I had joined a while back but had regular problems logging in, so ended up lurking. Recently started trying again and so far so good. Like the ‘new’ look. I was Navy so kinda lean more in that direction but enjoy learning about all theaters.


----------



## Nonskimmer (Jan 5, 2007)

fjray said:


> I was Navy...


Welcome, fellow beer guzzling idiot!


----------



## FLYBOYJ (Jan 5, 2007)

Were you a brown shoe?


----------



## fjray (Jan 6, 2007)

SENSO in the Viking. 

This just got me to thinking. I remember chuckling at ‘old’ S-2 guys stationed at Quonset point. So now I’m talking about an aircraft ready for the museum and stationed at a base, Cecil field, only in the history books. 

“Where’s my walker at?”


----------



## Wurger (Jan 6, 2007)

Hallo Fjray !!!
Welcome to the forum.


----------



## Wayne Little (Jan 6, 2007)

Hello fjray welcome from down under!


----------



## Matt308 (Jan 6, 2007)

Chime in on any ole topic.

Welcome.


----------



## mkloby (Jan 6, 2007)

Welcome! I'm a Marine stationed here at NAS Corpus, going through the multi-engine syllabus. You Navy guys are a strange breed!


----------



## the lancaster kicks ass (Jan 7, 2007)

In America are the marines considdered their own branch of the armed forces or are you technically part of the US Navy?


----------



## mkloby (Jan 7, 2007)

the lancaster kicks ass said:


> In America are the marines considdered their own branch of the armed forces or are you technically part of the US Navy?



Good question. Civilians in America usually don't know the answer to that question!

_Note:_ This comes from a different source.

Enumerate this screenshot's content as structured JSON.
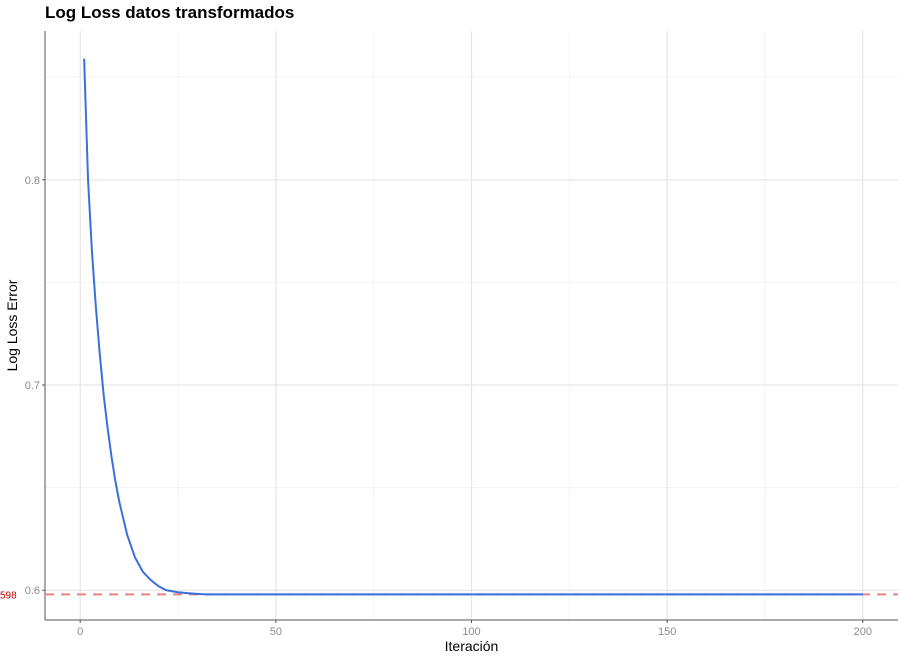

In the executive branch of the gov't, you have the Dept of Defense, under which you have the services. The Dept of the Navy lies under DoD. Under the Dept of the Navy you have two completely separate services - the USN and the USMC.

So we're part of the political dept of the navy, but completely separate from the USN. There's some drives and talk every now and then of changing the Dept of the Navy to the Dept of the Navy and Marine Corps, or severing us politically and forming the Dept of the Marine Corps.


----------



## the lancaster kicks ass (Jan 7, 2007)

tough call then, hard to say either way! so do you at anypoint come under the command of the USN?


----------



## mkloby (Jan 7, 2007)

the lancaster kicks ass said:


> tough call then, hard to say either way! so do you at anypoint come under the command of the USN?



Official USMC chain of command passes from President, SecDef, SecNav, to Commandant of the Marine Corps. It does not pass through the USN at all. However, due to the close nature of our joint ops Marines fall under Naval officers command, and sailors fall under Marine command as well.


----------



## the lancaster kicks ass (Jan 7, 2007)

mmmm, over here you'd be classed as a separate arm of the armed forces........


----------



## mkloby (Jan 7, 2007)

the lancaster kicks ass said:


> mmmm, over here you'd be classed as a separate arm of the armed forces........



We are a separate branch over here as well  It's the whole political affiliation w/ the Dept of the Navy that confuses everyone to think we're part of the US Navy.


----------



## the lancaster kicks ass (Jan 7, 2007)

over here the Marine Commando are part of the Navy, they have their own pilots but not their own aircraft, this allows them to work together much more easily although the Marines are a capable fighting force on their own.........


----------



## mkloby (Jan 7, 2007)

the lancaster kicks ass said:


> over here the Marine Commando are part of the Navy, they have their own pilots but not their own aircraft, this allows them to work together much more easily although the Marines are a capable fighting force on their own.........



So that's why a while back ndicki made a comment about US Marines flying the Navy's A/C. Speaking of which, I wonder where he's been haven't seen him around here in a long while.


----------



## the lancaster kicks ass (Jan 7, 2007)

interestingly the Navy also has their own little known "regiment" like the RAF Regiment, but much smaller and completely separate from the marines........


----------